The contemporary benefit of routine beta-blocker therapy following myocardial infraction in the absence of heart failure or left ventricular systolic dysfunction is unclear. We investigated the impact of beta-blockers on post myocardial infarction outcome in patients without heart failure or left ventricular systolic dysfunction among patients enrolled in the biennial Acute Coronary Syndrome Israeli Surveys. MACE rates at 30 days and overall mortality at one year were compared among patients discharged on beta-blockers versus not, after multivariate analysis to adjust for baseline differences. Between the years 2000 to 2016, data from 15.211consecutive ACS patients were collected. Of 7,392 patients who met the inclusion criteria, 6007 (79.9%) were discharged on beta-blocker therapy. Prescription of beta-blockers at discharge increased modestly from 32% to 38% over the 16-year period.

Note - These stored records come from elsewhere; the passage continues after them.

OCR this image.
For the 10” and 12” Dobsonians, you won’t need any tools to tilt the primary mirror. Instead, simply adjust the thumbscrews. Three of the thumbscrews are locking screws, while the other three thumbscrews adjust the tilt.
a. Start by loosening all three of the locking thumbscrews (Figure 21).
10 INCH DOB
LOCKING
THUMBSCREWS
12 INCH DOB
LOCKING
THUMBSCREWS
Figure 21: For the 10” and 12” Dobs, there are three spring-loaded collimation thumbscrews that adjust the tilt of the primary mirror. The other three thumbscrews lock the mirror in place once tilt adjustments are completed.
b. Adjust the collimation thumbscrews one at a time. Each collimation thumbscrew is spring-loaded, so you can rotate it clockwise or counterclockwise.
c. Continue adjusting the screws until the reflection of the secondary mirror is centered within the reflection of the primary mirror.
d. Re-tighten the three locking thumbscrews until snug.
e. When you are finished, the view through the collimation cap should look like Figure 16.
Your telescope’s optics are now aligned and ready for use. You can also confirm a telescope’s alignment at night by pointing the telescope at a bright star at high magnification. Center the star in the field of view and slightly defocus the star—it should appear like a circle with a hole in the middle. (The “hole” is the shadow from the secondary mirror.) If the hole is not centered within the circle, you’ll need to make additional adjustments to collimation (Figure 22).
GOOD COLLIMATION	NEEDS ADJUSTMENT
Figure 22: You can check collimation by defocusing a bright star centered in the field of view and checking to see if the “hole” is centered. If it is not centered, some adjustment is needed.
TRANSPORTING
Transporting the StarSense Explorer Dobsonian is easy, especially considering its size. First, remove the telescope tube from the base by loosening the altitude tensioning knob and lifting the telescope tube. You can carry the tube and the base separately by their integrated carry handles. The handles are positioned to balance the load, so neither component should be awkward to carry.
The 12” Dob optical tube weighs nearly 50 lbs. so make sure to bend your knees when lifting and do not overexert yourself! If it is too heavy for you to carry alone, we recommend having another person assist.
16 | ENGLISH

The 30-day MACE rates were similar in patients on vs. not on beta-blockers at discharge (9.0% and 9.5%, respectively). One year survival did not differ significantly between those on vs. not on beta-blockers (HR 0.8, 95% CI 0.58 to 1.11, p = 0.18).In conclusion, beta-blocker therapy did not affect 30 days MACE or 1-year survival after myocardial infarction in patients without heart failure or reduced ejection fraction.